Argo, Ben Affleck's electrically suspenseful, cunningly original true-life thriller, is the rare movie that has great fun while touching a raw political nerve. It's set in 1979 and 1980, during the early months of the Iran hostage crisis, and it centers on six American officials who flee the U.S. embassy and take secret refuge in the home of the Canadian ambassador. The CIA decides that they can't stay there that if the Iranian revolutionaries discover there are Americans in hiding, the whole lot of them, along with the ambassador, will be executed in the streets. They need to escape the country. But how? Tony Mendez, a CIA operative played by Affleck with a beard and shaggy '70s hair, has a nutty/ingenious/out-of-the-box idea: The six will pretend to be a Canadian film crew scouting locations for a cheesy pulp sci-fi movie called Argo (named for the planet on which it's set). With their fake identities established, they will be able to walk the streets, then fly to Switzerland, right under the noses of the Revolutionary Guard.

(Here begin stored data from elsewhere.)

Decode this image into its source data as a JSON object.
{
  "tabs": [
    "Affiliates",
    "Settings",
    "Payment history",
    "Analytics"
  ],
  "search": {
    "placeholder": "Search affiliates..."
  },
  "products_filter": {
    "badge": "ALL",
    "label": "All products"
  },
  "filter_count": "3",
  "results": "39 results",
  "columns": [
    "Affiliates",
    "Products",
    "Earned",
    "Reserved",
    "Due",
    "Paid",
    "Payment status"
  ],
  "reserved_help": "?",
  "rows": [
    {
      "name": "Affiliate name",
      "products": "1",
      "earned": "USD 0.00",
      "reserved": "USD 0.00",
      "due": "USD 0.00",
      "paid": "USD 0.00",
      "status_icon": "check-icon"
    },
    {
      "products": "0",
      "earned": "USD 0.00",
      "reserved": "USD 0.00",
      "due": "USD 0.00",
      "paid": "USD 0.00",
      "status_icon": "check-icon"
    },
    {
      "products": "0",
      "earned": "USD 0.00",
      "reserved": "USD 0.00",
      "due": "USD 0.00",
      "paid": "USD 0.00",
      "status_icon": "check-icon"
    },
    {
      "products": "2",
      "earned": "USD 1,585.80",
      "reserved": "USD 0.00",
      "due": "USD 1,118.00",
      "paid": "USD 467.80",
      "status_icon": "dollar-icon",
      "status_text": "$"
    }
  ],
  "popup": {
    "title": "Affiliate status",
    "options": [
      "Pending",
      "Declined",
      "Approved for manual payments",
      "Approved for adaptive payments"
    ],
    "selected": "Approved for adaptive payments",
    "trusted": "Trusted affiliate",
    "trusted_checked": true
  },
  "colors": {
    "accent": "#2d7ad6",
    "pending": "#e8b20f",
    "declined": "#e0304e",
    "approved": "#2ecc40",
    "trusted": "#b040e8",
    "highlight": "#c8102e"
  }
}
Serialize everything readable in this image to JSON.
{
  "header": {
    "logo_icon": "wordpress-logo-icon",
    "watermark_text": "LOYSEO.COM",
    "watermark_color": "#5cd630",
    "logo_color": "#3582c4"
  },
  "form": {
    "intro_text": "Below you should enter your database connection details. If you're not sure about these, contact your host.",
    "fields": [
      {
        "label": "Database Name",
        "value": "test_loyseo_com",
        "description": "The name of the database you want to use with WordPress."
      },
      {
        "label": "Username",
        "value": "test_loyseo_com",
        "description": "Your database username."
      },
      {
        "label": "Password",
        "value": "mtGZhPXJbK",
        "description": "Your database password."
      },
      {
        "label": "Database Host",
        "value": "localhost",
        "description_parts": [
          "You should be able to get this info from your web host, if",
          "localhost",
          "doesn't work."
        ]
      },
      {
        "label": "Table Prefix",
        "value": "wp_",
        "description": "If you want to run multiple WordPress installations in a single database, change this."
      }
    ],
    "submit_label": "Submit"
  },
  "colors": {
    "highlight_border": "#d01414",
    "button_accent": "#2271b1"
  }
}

Argo makes this far-fetched story feel every bit as real, and intense, as it was. The movie opens on Nov. 4, 1979 a day that shook the world with images of furious Iranian citizens pushing up against the gates of the U.S. embassy in Tehran. It's fascinating to be reminded that the taking of the American hostages wasn't a planned event so much as an improvised, up-from-the-streets eruption against the yoke of U.S. imperialism. We see the protesters churning to a slow boil outside (a prologue sketches in the vital history of why they were so angry), and then what's going on behind the walls of the embassy: a great deal of feverish document-shredding, but also a scary awareness on the Americans' part that the cavalry isn't going to save them this time. They're on their own.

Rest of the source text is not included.